By and and  on December 16, 2009

WASHINGTON — Retail apparel prices declined a seasonally adjusted 0.3 percent in November but rose 1 percent versus a year ago, the Labor Department said Wednesday in its Consumer Price Index.

Investors were unmoved by the CPI figures or the Federal Reserve’s decision to keep the federal funds interest rate in its current range of zero to 0.25 percent. The S&P Retail Index was down 0.4 percent, or 1.51 points, to 409.96, and the Dow Jones Industrial Average slid 0.1 percent, or 10.88 points, to 10,441.12.

Women’s apparel prices dropped 0.3 percent month-to-month and increased 1.3 percent year-over-year. Men’s apparel prices fell 0.7 percent and decreased 0.6 percent compared with November 2008.

“It’s a difficult pricing environment, that’s what we’re picking up from the holiday shopping season,” said John Lonski, chief economist at Moody’s Investors Services.

Some retailers discounted early in November to encourage purchasing, but that could prove to be a problem if consumers expect lower prices throughout the holiday season, he said.

The overall CPI rose 0.4 percent month-to-month and advanced 1.8 percent in 12-month comparisons, driven by a jump in fuel prices.

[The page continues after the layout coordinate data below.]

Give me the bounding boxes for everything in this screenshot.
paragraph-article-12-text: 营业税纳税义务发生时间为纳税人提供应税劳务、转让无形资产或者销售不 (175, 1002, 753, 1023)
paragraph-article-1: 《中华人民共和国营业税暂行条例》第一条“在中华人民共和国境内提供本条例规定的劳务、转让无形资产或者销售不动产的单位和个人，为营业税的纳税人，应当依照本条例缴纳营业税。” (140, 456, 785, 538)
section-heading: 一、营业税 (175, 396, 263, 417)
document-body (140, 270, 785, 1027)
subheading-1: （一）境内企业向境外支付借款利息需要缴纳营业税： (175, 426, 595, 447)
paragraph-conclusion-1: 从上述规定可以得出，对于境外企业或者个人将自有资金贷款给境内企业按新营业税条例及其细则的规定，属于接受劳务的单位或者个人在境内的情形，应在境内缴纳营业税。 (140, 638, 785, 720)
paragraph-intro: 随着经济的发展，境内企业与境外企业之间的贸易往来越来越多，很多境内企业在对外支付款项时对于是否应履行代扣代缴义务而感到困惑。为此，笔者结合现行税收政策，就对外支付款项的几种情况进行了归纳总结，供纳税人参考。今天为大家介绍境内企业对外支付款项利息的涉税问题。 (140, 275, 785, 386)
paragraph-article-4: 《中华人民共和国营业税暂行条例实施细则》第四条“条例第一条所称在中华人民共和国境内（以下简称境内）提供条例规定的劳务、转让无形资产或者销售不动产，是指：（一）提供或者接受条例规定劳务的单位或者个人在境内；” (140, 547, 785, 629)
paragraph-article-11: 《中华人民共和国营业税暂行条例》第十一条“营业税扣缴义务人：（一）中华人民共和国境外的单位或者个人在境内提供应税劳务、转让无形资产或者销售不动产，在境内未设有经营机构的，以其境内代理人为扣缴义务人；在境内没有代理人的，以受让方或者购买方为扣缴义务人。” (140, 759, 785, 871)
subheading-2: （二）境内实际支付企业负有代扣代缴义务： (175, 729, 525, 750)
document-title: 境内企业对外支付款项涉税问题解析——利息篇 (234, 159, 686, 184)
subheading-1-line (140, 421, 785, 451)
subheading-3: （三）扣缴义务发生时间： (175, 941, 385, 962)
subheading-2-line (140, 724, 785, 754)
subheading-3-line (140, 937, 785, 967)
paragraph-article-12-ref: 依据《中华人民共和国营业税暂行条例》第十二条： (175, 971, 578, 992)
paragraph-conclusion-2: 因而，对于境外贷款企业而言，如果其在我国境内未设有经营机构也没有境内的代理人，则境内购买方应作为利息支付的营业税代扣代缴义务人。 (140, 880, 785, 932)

The so-called core index, which excludes the volatile food and energy sectors, was flat month-to-month and rose 1.7 percent compared with a year earlier.

Apparel prices continued to decline in most categories in November. Women’s dresses dropped 1.2 percent and fell 0.4 percent compared with a year earlier. Women’s suits and separates slid 0.2 percent, but rose 0.5 percent compared with November 2008. The broad women’s underwear, nightwear, sportswear and accessories category fell 1.3 percent in November but advanced 4.5 percent year-over-year. Women’s outerwear prices rose 1.9 percent, but declined 1.1 percent in 12-month comparisons.

Men’s suits, sport coats and outerwear prices decreased 2 percent in November and fell 4.5 percent compared with a year earlier. Shirts and sweaters fell 0.6 percent and declined 1 percent year-over-year. Pants and shorts were down 1 percent and fell 0.8 percent in 12-month comparisons. Prices for men’s furnishings rose 0.9 percent, and advanced 3.1 percent compared with a year earlier.

Girls’ apparel prices were down 3.6 percent month-to-month and fell 1.8 percent year-to-year. Boys’ apparel prices declined 1.2 percent, and decreased 0.3 percent compared with the same period last year.

The Fed, led by chairman Ben Bernanke — picked as Time magazine’s Person of the Year — said inflation would remain “subdued for some time.” Although the federal funds rate, which influences how much it costs consumers and businesses to borrow money, wasn’t changed on Wednesday, it is expected to migrate higher as the economy strengthens and inflation becomes a concern.

The Fed’s open market committee said “economic activity has continued to pick up” and “the deterioration in the labor market is abating,” but added businesses are still cutting back and are “reluctant” to hire.

Among the day’s decliners on Wall Street was G-III Apparel Group, which laid out plans to sell an additional 1.7 million shares to the public and as many as 255,000 shares to its underwriters, raising as much as $38 million for general corporate purposes and, potentially, acquisitions. But at $19.50 a share, the offer represented a discount of 8.2 percent from G-III’s Tuesday close of $21.25. Shares of the firm, which produces under its own brands as well as under licenses from Calvin Klein, Sean John, Kenneth Cole and others, fell 7.9 percent to $19.57.

Mall operator General Growth Properties Inc. said late Tuesday that it received bankruptcy court approval of its reorganization plan. The real estate investment trust worked out a deal to restructure 87 secured mortgage loans totaling $10.25 billion, and the payment in full of all undisputed claims of creditors. General Growth, which filed for Chapter 11 protection in April, hopes to exit bankruptcy proceedings by yearend. Shares slumped 10.4 percent to $8.81 Wednesday.

Published reports indicated that Iconix Brand Group Inc. was abandoning its pursuit of Playboy Enterprises Inc. because of the integration problems that would follow an acquisition. Iconix shares rose 3 percent to $12.34 while Playboy’s slid 9.9 percent to $3.46.

European markets firmed — with the CAC 40 in Paris advancing 1.1 percent to 3,875.82 and London’s FTSE 100 ahead 0.7 percent to 5,320.26. In Asia, Japan’s Nikkei 225 rose 0.9 percent to 10,177.41 while the Hang Seng Index in Hong Kong fell at the same rate to 21,611.74.